In the drivation of Snell's law for light as EM waves, we have the wave vector components parallel to the interface $k1\parallel$ = $k2\parallel$ as shown in the picture.
From $k_{1x} = k_{2x}$, we have $k_1sin\theta_1 = k_2sin\theta_2$. From the well known equations below, $$ \frac{k_2}{k_1}=\frac{\lambda_1}{\lambda_2}=\frac{v_1}{v_2}=\frac{n_2}{n_1}=\frac{p_2}{p_1} $$ where the relationships among wave vector $\vec{k}$, wavelength $\lambda$, velocity $\vec{v}$, refractive index n and momentum $\vec{p}$ are shown, we arrive at the Snell's law $n_1sin\theta_1 = n_2sin\theta_2$. The perpendicular $k\perp$ component in medium 2 can be expressed in terms of medium 1's as: $$ {k_{2y}}=\frac{n_2}{n_1}\frac{cos\theta_2}{cos\theta_1}{k_{1y}}=\sqrt{k_{1y}^2+((\frac{n_2}{n_1})^2-1){k_1}^2} $$ and ${k_{2y}} > {k_{1y}}$ for ${n_2}>{n_1}$ as expected.

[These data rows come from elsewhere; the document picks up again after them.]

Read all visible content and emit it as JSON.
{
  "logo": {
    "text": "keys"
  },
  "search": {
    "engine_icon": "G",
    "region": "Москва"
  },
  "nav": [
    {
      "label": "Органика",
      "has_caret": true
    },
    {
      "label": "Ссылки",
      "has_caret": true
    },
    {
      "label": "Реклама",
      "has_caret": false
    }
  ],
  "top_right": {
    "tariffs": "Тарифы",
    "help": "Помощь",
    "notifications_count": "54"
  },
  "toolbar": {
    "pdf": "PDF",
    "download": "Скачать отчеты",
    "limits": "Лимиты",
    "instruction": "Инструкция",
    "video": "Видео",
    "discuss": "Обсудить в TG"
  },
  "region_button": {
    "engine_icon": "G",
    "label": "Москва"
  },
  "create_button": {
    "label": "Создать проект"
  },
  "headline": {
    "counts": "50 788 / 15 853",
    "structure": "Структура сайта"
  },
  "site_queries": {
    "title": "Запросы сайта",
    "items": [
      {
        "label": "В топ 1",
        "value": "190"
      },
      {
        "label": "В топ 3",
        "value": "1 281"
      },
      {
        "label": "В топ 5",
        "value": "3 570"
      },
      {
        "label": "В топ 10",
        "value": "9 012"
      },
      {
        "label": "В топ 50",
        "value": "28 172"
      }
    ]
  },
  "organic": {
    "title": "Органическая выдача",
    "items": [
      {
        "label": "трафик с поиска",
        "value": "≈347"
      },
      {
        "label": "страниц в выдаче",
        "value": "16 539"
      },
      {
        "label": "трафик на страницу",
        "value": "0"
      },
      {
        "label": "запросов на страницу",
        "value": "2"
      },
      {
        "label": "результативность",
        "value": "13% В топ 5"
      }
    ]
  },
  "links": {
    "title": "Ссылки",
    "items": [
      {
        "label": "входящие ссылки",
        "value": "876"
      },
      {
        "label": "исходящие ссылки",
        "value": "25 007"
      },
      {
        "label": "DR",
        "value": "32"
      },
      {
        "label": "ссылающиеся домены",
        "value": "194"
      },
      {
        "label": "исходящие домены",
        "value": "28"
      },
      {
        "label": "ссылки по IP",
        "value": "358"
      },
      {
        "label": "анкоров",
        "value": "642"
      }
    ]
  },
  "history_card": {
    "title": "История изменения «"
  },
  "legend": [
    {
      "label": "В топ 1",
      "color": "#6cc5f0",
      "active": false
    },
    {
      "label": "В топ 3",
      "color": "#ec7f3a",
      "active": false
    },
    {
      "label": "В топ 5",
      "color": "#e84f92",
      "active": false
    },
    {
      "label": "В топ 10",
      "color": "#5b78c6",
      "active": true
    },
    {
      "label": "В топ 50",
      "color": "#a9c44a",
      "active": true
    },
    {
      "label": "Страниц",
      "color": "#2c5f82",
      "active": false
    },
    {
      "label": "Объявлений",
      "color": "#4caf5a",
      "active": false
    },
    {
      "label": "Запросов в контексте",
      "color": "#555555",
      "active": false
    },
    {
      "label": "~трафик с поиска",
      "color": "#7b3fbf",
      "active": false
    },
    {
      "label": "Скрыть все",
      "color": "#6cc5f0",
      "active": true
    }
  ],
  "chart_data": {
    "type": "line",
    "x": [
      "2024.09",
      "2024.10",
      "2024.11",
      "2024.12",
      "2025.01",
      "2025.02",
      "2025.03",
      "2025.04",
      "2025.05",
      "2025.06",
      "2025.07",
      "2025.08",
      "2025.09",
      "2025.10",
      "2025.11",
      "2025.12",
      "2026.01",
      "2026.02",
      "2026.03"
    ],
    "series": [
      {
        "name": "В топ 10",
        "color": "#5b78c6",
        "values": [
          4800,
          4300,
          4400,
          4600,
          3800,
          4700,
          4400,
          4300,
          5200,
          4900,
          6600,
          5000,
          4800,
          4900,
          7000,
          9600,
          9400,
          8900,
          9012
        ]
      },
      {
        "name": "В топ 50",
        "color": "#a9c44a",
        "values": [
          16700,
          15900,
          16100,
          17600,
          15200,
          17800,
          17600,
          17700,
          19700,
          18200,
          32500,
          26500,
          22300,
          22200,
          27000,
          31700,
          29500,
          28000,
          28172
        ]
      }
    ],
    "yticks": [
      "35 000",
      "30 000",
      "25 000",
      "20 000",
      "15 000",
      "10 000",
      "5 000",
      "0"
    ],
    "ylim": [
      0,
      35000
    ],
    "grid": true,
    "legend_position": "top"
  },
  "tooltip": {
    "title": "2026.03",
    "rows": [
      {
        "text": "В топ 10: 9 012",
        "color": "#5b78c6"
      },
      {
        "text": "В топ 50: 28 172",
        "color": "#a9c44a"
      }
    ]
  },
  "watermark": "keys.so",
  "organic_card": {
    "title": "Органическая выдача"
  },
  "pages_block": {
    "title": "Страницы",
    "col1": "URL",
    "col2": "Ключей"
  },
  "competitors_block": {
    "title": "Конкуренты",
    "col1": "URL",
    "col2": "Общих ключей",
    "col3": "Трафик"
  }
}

Since $\vec{p}=(h/2\pi)\vec{k}$, there is a momentum gain of from $p_1$ to $p_2$ across the boundary and it has been discussed here and here. Since $F=\frac{dp}{dt}$ and $v_1$ and $v_2$ are constant speeds, there must be an impulsive photon force that is normal to the interface surface of the discontinuity. What is that normal force that pushes the photon across from 1 to 2 and why does the photon speed in medium 2 become slower? How about the law of conservation of momentum?